Люди нового круга были ещё более книжны чем он, они дальше его стояли от жизни, им многое было непонятно в Макаре, он тоже плохо понимал их сухой, книжный язык, стеснялся своего непонимания, не доверял им и боялся, что они заметят это недоверие.
У этих людей была неприятная привычка: представляя Макара друг другу, они обыкновенно вполголоса или шёпотом, а иногда и громко добавляли:
-- Самоучка... Из народа...
Это тяготило Макара, как бы отодвигая его на какое-то особенное место. Однажды он спросил знакомого студента:
-- Зачем вы всегда говорите, что я самоучка, из народа и подобное?
-- Да ведь это же, батя, факт!
Как бы там ни было, в этой среде Макар не мог укрепить свою заболевшую душу. Он пробовал что-то рассказывать о затмении души, был не понят и отошёл прочь, без обиды, с ясным ощущением своей ненужности этим людям. Первый раз за время своей сознательной жизни он ощутил эту ненужность, было ново и больно.
Потом, вероятно, сказалось переутомление, отозвались ночи без сна, волнующие книги, горячие беседы, -- Макар стал чувствовать себя физически вялым, а в груди всегда что-то трепетало, нервы, как будто проколов кожу, торчали поверх неё, точно иглы, и каждое прикосновение к ним болезненно раздражало.
Макару было девятнадцать лет, он считал себя неутомимо сильным, никогда не хворал, любил немножко похвастаться своею выносливостью, а теперь он стал противен сам себе, стыдился своего недомогания, стараясь скрыть его, едко осуждал сам себя, но всё это плохо помогало, и тревога, ослабляющая душу, становилась тяжелей...
В то же время он почувствовал себя влюблённым, но -- не мог понять, в кого именно: в Таню или в Настю, -- ему нравились обе. Полногрудая, высокая и стройная приказчица Настя только что окончила учиться в гимназии, радуясь свободе, она весело и ясно улыбалась всему миру большими, тёмными, как вишни, глазами и показывала белые, плотные зубы, как бы заявляя о своей готовности съесть множество всяких вкусных вещей.
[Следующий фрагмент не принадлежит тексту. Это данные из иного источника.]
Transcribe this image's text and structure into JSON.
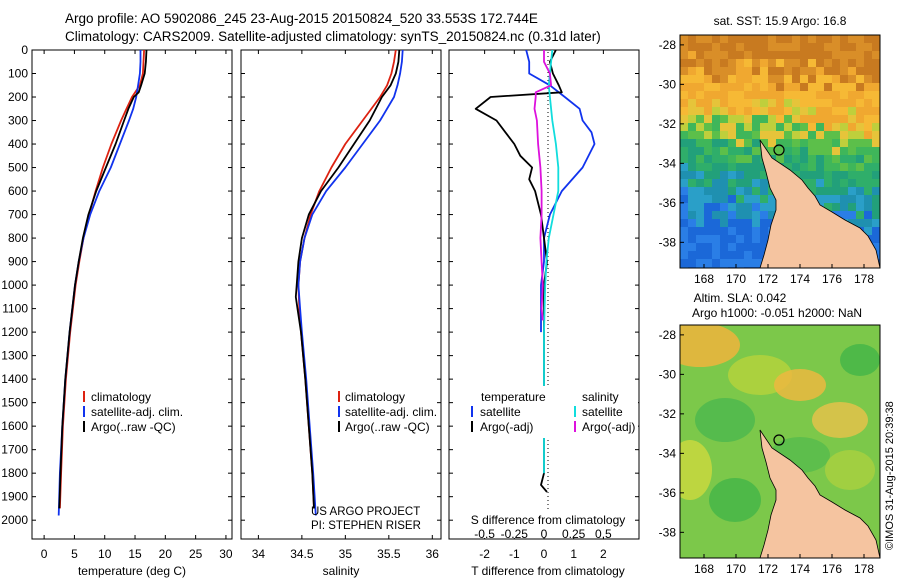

Таня была маленькая, голубоглазая, белая, точно маргаритка, она со всеми говорила ласково, слабеньким, однообразно звеневшим голосом, мягкими, как вата, словами и смеялась тихим, тающим смехом.
Макар не скрывал своих чувств пред ними, и это одинаково смешило подруг, -- они были весёлые. Он же подходил к ним, как бездомный, иззябший человек подходит зимней ночью греться около костров, горящих на перекрёстках улиц, ему думалось, что эти умненькие девушки могут -- та или другая, всё равно -- сказать ему какое-то своё, женское, ласковое слово и оно тотчас рассеет в его груди подавляющее чувство оброшенности, одиночества, тоски.
Но они шутили над ним, часто напоминая ему о его девятнадцати годах и советуя читать серьёзные книги, а усталая голова Макара уже не воспринимала книжной мудрости, наполняясь всё более тёмными думами.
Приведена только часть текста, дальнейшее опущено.